Le poète natif de Jérusalem (en 1978) inscrit ses pas dans ceux d’un autre grand romancier et poète palestinien de l’absence, Jabra Ibrahim Jabra (1920-1994). « Mon histoire est que je n'ai pas d’histoire » ; « Mille ans sont passés sans que tu le saches ». Il vit de sa mort. De l'entêtement d'un chant qui se refuse à la défaite. « Je n'ai pas de pays pour en être exilé / Je n'ai pas de pays pour pouvoir y retourner / Et si je m'arrêtais dans un pays / je mourrais ». L’insistance n’est pas fortuite. Menaces et humiliations. Asphyxie des êtres et de la nature. Le poids de la colonie est féroce. Il écrase et déchiquette.
L’apartheid en contexte colonial salue affreusement le chasseur de vers à chaque instant de l’existence. « Ils vont m'expulser de la ville / avant la tombée de la nuit /Je n'ai pas payé la facture de l'air, disent-ils / ni celle de l'électricité ». La peur et l'espoir. Les jardins d'une Grenade poétique assaillis par les démons de la Nakba – ce nettoyage ethnique occulté par un négationnisme tenace. En permanence. « Les jours de l’enfer », une longue nuit habille la Palestine. Un siècle de colonisation. Un siècle de vie, sans la vie. Un siècle de résistance. De bourgeonnement de grenadier éclaté, pressé par les chars, déchiqueté par des tonnages de bombes difficilement quantifiables.
Dans l’attente, la lassitude des suppliciers perdure dans le siècle des lâchetés, des silences assassins. Ils traînent tous leur Croix, dans les ruelles de Jérusalem, les décombres de Gaza, les camps éventrés de Cisjordanie. « Les crucifiés n'en peuvent plus / Dépose nous / que nous puissions nous reposer ». Dieu, s'il existe, serait indifférent aux souffrances de Ses êtres, de Ses enfants. « Tu ne pourras pas comprendre nos souffrances ». « Je ne suis pas le roi David /pour m'asseoir à la porte du regret /et faire gémir les trompettes / une fois les péchés consommés ».
Tout semble être réservé. Les sièges d’une humanité commune. D’une Libération tant espérée, rêvée. « Les sièges de l'espoir / sont toujours réservés », chante le poète, auprès de ma muraille d’Acre, ‘Akka : une langue ancienne et des pierres témoins d’une ville palestinienne. Le temps presse. L'odeur de la mort partout.

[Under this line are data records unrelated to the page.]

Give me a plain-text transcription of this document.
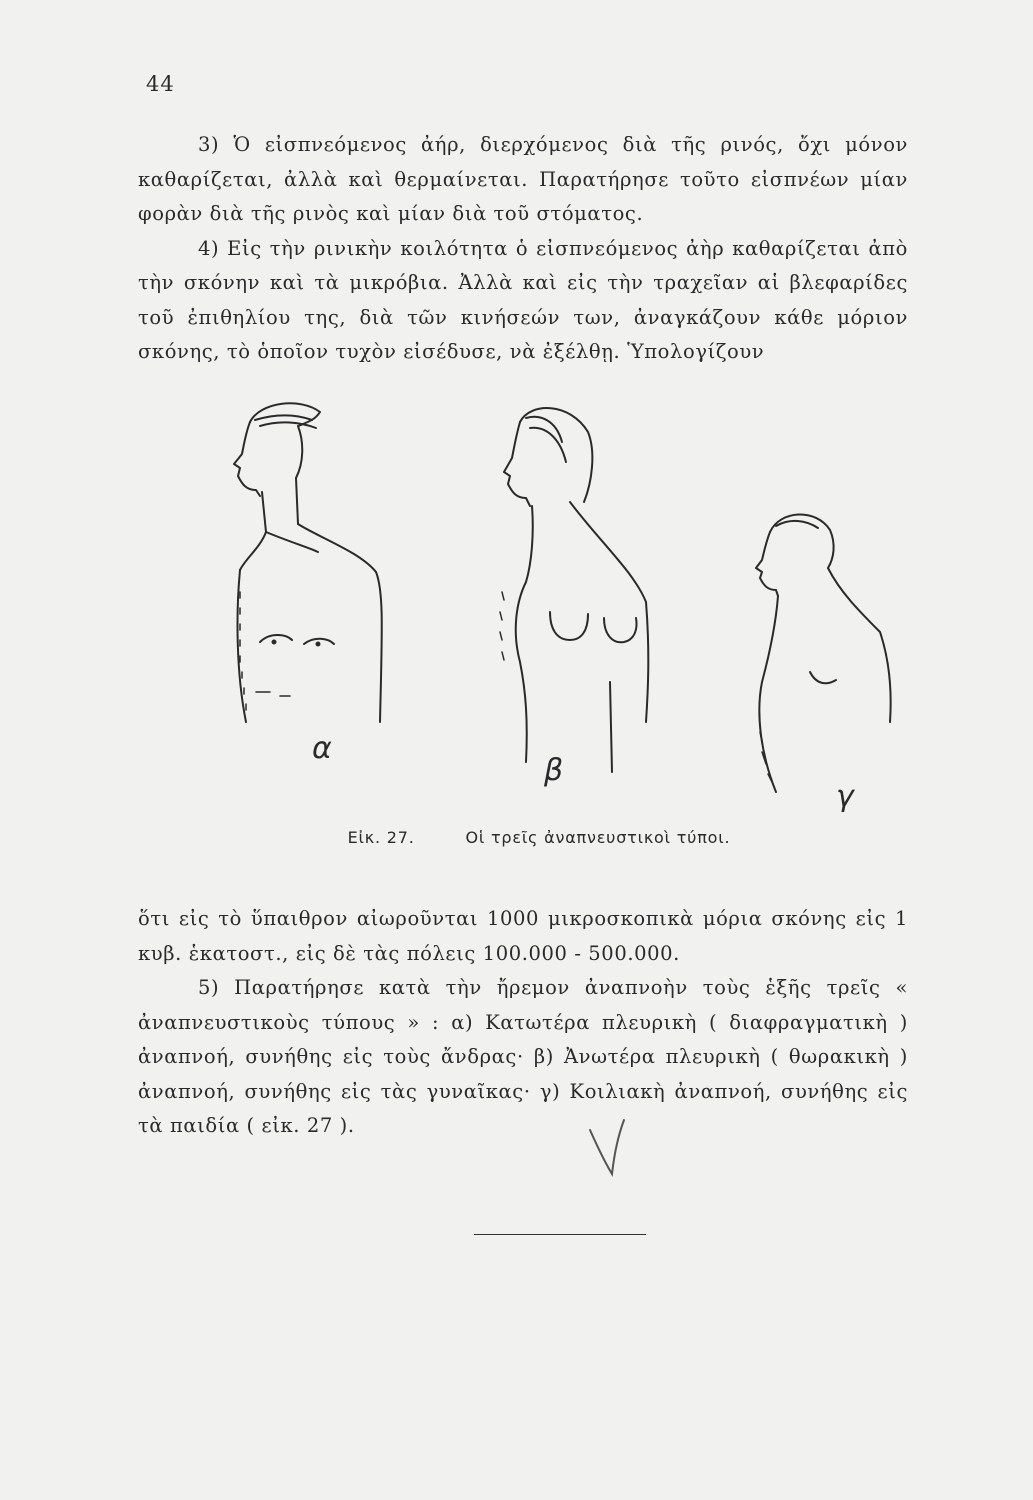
44

3) Ὁ εἰσπνεόμενος ἀήρ, διερχόμενος διὰ τῆς ρινός, ὄχι μόνον καθαρίζεται, ἀλλὰ καὶ θερμαίνεται. Παρατήρησε τοῦτο εἰσπνέων μίαν φορὰν διὰ τῆς ρινὸς καὶ μίαν διὰ τοῦ στόματος.

4) Εἰς τὴν ρινικὴν κοιλότητα ὁ εἰσπνεόμενος ἀὴρ καθαρίζεται ἀπὸ τὴν σκόνην καὶ τὰ μικρόβια. Ἀλλὰ καὶ εἰς τὴν τραχεῖαν αἱ βλεφαρίδες τοῦ ἐπιθηλίου της, διὰ τῶν κινήσεών των, ἀναγκάζουν κάθε μόριον σκόνης, τὸ ὁποῖον τυχὸν εἰσέδυσε, νὰ ἐξέλθῃ. Ὑπολογίζουν

α
β
γ
Εἰκ. 27.	Οἱ τρεῖς ἀναπνευστικοὶ τύποι.

ὅτι εἰς τὸ ὕπαιθρον αἰωροῦνται 1000 μικροσκοπικὰ μόρια σκόνης εἰς 1 κυβ. ἑκατοστ., εἰς δὲ τὰς πόλεις 100.000 - 500.000.

5) Παρατήρησε κατὰ τὴν ἤρεμον ἀναπνοὴν τοὺς ἑξῆς τρεῖς « ἀναπνευστικοὺς τύπους » : α) Κατωτέρα πλευρικὴ ( διαφραγματικὴ ) ἀναπνοή, συνήθης εἰς τοὺς ἄνδρας· β) Ἀνωτέρα πλευρικὴ ( θωρακικὴ ) ἀναπνοή, συνήθης εἰς τὰς γυναῖκας· γ) Κοιλιακὴ ἀναπνοή, συνήθης εἰς τὰ παιδία ( εἰκ. 27 ).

Au poète ne restent que quelques mots. « Puisque je suis encore vivant / Laissez-moi, ô premières lueurs du jour / Vous confier quelques mots enfouis » dans les cimetières profanés du temps. « Laisse-moi te confier quelques mots », insiste le poète, « car les mots sont immortels ».

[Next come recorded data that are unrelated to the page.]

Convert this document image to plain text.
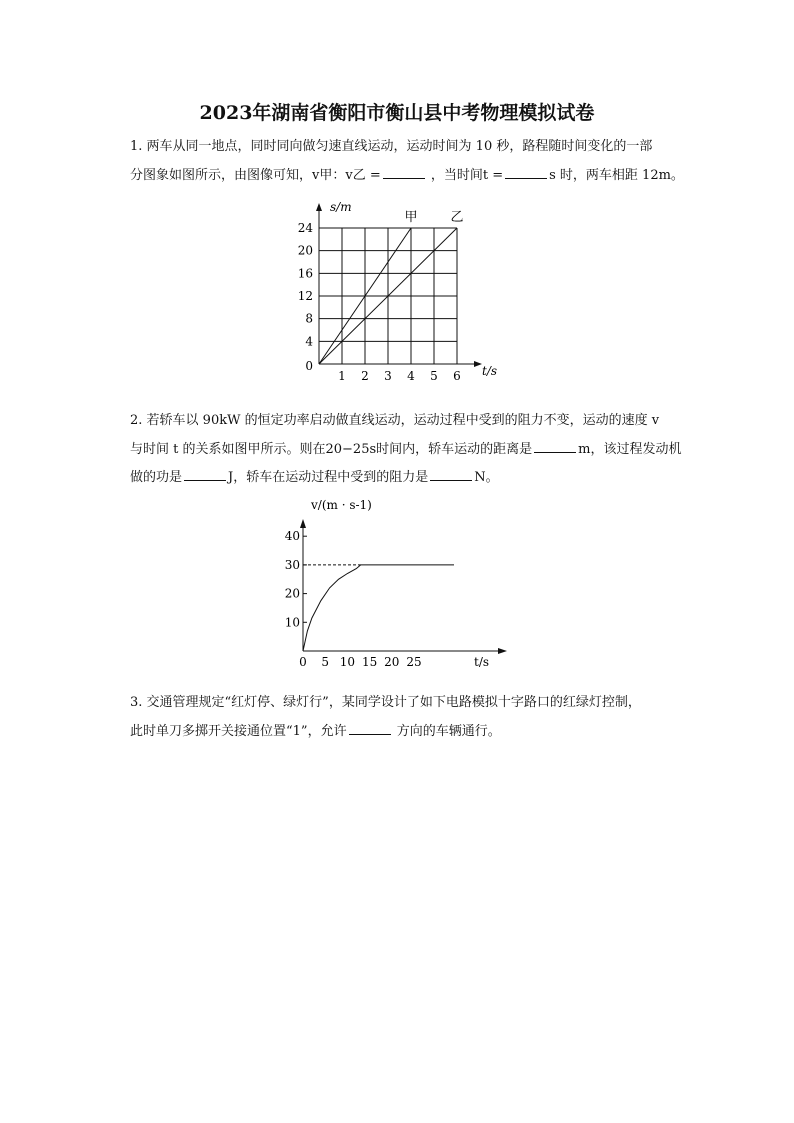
2023年湖南省衡阳市衡山县中考物理模拟试卷
1. 两车从同一地点，同时同向做匀速直线运动，运动时间为 10 秒，路程随时间变化的一部
分图象如图所示，由图像可知，v甲：v乙 =	，当时间t =	s 时，两车相距 12m。
1 2 3 4 5 6
0
4
8
12
16
20
24
s/m
t/s
甲	乙
2. 若轿车以 90kW 的恒定功率启动做直线运动，运动过程中受到的阻力不变，运动的速度 v
与时间 t 的关系如图甲所示。则在20−25s时间内，轿车运动的距离是	m，该过程发动机
做的功是	J，轿车在运动过程中受到的阻力是	N。
10
20
30
40
0 5 10 15 20 25
v/(m · s-1)
t/s
3. 交通管理规定“红灯停、绿灯行”，某同学设计了如下电路模拟十字路口的红绿灯控制，
此时单刀多掷开关接通位置“1”，允许	方向的车辆通行。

Les temps sombres, la poésie vit encore. La force de Najwan Darwish réside dans sa flamme poétique qui porte sa joie de vivre, même aux portes de l’enfer. Colonisation de peuplement, dépossession. Génocide-spectacle à Gaza. Nettoyage ethnique de la Cisjordanie. Nihilisme destructeur au Liban et en Syrie. Jouissances dictatoriales des despotes arabes. Un siècle d’humiliations. « Une chaise sur la muraille d'Acre », chante le poète, « J’ai une mer et une montagne / et ceux que j'aime vivent en exil ». L’espoir du jour se lève sur le Levant. L’âge de l’amour semble apparaître « Mon pays est une femme / et cette déesse dont je traîne la croix dans les rues / est une femme ».
Les vers suspendus en haut de la muraille d’Acre, redescendront-ils un jour de leur Croix ?
Faris LOUNIS
Journaliste
*Najwan Darwish, Tu n’es pas un poète à Grenade, traduit de l’arabe (Palestine) par Abdellatif Laâbi, Paris, Le Castor Astral, 2023, 104 pages, 15 €
*Outre son travail de poète, Najwan Darwish est critique et rédacteur en chef de la rubrique culturelle du quotidien panarabe Al-Arabi al-Jadid (Le Nouvel Arabe) basé à Londres.